How Do I Get Into Ketosis?
If you’ve spoken to your doctor and they’ve given the green light for you to start a ketogenic diet, you may be left with that feeling where you’re not sure what you’re supposed to do next. This is completely normal. As if you weren’t already overwhelmed with the cancer diagnosis, now you have to learn a whole new way of eating.
The goal of keto is to put your body into ketosis, which is what stops your body from burning glucose and starts the fat-burning process. Ketosis is also what will starve the cancer cells of the glucose they want so badly.
The most common way to get into ketosis is through a ketogenic diet. Your diet will need to be high in healthy fats, moderate in protein, and low in carbohydrates. Note that this says healthy fats.
Some examples of healthy fats for keto include:
- Avocados (avocado oil works too)
- Cheese (click here for 12 cheeses you should be eating)
- Nuts (specifically pistachios, pecans, and almonds)
- Flax seeds
- Whole eggs
- Chia seeds
- Fatty fish (salmon, sardines, tuna, anchovies)
- Full-fat Greek yogurt
While we’re at it, here are some fats you’ll want to avoid on keto:
- Artificial trans fats
- Fried foods
- Processed meats
There is no specific time frame to get into ketosis. Some people may be able to get into ketosis within a few days while it may take others a week or more. If you find you’re having difficulty getting into ketosis, intermittent fasting may help.

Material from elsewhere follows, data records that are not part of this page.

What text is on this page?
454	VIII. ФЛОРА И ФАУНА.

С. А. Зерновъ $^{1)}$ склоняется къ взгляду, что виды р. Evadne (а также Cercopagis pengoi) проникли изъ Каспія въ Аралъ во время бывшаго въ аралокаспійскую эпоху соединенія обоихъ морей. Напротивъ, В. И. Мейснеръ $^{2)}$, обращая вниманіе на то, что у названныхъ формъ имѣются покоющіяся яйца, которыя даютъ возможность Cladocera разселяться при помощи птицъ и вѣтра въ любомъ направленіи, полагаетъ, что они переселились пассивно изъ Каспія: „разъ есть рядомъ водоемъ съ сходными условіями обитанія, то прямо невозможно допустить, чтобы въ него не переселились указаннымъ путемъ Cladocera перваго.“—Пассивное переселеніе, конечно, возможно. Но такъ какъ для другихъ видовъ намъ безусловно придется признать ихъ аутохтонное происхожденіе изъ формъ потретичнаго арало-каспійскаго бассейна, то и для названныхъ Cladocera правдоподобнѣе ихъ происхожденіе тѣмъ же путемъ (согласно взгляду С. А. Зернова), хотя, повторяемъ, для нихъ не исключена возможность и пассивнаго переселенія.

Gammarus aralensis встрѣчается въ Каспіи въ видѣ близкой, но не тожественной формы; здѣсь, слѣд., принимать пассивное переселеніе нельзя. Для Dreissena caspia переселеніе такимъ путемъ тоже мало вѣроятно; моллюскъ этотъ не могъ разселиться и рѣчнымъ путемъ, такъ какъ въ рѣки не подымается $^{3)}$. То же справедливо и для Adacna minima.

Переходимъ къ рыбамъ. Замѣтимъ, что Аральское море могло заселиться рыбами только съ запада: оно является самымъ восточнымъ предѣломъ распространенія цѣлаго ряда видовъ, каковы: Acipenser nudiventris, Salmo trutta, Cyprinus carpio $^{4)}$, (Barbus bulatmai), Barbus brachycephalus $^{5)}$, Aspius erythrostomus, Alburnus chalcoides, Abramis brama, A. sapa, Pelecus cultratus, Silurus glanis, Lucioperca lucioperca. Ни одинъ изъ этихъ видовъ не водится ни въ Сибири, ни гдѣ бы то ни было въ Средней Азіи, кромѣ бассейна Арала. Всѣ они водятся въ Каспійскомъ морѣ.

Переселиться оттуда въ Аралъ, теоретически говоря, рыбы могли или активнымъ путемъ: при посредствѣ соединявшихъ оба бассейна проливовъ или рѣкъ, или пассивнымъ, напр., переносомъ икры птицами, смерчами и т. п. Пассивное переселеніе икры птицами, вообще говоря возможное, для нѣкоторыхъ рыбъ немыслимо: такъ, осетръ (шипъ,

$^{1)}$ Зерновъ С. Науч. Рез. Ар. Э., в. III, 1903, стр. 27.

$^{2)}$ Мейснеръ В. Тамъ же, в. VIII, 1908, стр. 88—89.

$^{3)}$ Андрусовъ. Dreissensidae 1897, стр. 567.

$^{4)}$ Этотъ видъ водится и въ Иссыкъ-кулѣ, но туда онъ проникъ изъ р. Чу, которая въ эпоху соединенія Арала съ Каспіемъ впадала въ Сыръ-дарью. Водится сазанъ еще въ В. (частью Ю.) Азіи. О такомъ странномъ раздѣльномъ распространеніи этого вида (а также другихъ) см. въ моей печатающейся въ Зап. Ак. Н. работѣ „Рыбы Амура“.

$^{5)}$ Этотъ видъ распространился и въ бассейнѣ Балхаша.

Much research continues to be conducted about the exact benefits a low-carb diet has on cancer. The Osher Center for Integrative Medicine at the University of California San Francisco states studies are showing more and more evidence that restricting the number of carbohydrates you consume can not only reduce the risk of developing cancer, but it can also enhance your current treatment, limit how large tumors will grow, and extend the length of survival.
These studies also are not finding much evidence that there are any adverse effects associated with a ketogenic lifestyle. In fact, most cancer patients lose weight during treatment, but a diet low in carbs can actually aid your body in keeping the muscle mass you have, which in turn will improve your quality of life while receiving treatment.